Patients, Providers, and Big Pharma All Like Digital Therapeutics
There is some evidence that patients and healthcare providers are intrigued and willing to try digital therapeutics. In a PwC HRI survey, more than 50% of respondents said they “would be somewhat or very likely to try an FDA-approved app or online tool for treatment of a medical condition.”
Pharmaceutical companies also are interested in digital therapeutics. A 2018 PwC HRI survey found that 80% of pharmaceutical executives had plans to invest in digital therapeutics in the near future.

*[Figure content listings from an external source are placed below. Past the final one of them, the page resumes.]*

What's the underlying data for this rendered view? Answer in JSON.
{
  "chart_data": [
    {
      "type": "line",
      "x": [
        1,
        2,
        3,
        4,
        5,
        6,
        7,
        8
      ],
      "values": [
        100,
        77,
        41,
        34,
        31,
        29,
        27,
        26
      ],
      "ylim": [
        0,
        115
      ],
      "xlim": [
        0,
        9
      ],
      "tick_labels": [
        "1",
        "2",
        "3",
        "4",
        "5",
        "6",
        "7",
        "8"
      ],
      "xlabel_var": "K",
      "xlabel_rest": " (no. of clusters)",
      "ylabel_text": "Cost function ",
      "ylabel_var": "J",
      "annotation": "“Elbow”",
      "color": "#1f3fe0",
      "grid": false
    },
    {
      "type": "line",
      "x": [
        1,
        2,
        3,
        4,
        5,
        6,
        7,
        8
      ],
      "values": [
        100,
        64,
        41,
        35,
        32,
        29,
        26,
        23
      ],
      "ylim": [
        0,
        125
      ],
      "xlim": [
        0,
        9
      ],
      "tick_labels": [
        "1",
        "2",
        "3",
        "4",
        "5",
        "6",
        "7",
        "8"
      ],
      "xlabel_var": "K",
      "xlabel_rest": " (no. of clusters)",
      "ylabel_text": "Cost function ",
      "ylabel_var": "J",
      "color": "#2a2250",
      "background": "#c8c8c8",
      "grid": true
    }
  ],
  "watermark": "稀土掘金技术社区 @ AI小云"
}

A 2019 PwC article, titled, “Digital Health Products Need Evidence and Buy-In to Succeed,” states that drug companies see the following opportunities for DTx to improve the patient experience:
- Digital product support and educational tools,
- Patient adherence and compliance programs,
- Remote patient monitoring,
- Data sharing with healthcare providers, and
- Caregiver tools and support.
With precision medicine and pharmacogenetics, clinical laboratories could play an essential role in supporting digital therapeutics in the future. But to truly be competitive in this space and take advantage of the opportunity, medical laboratories will need to increase their information technology and digital capabilities.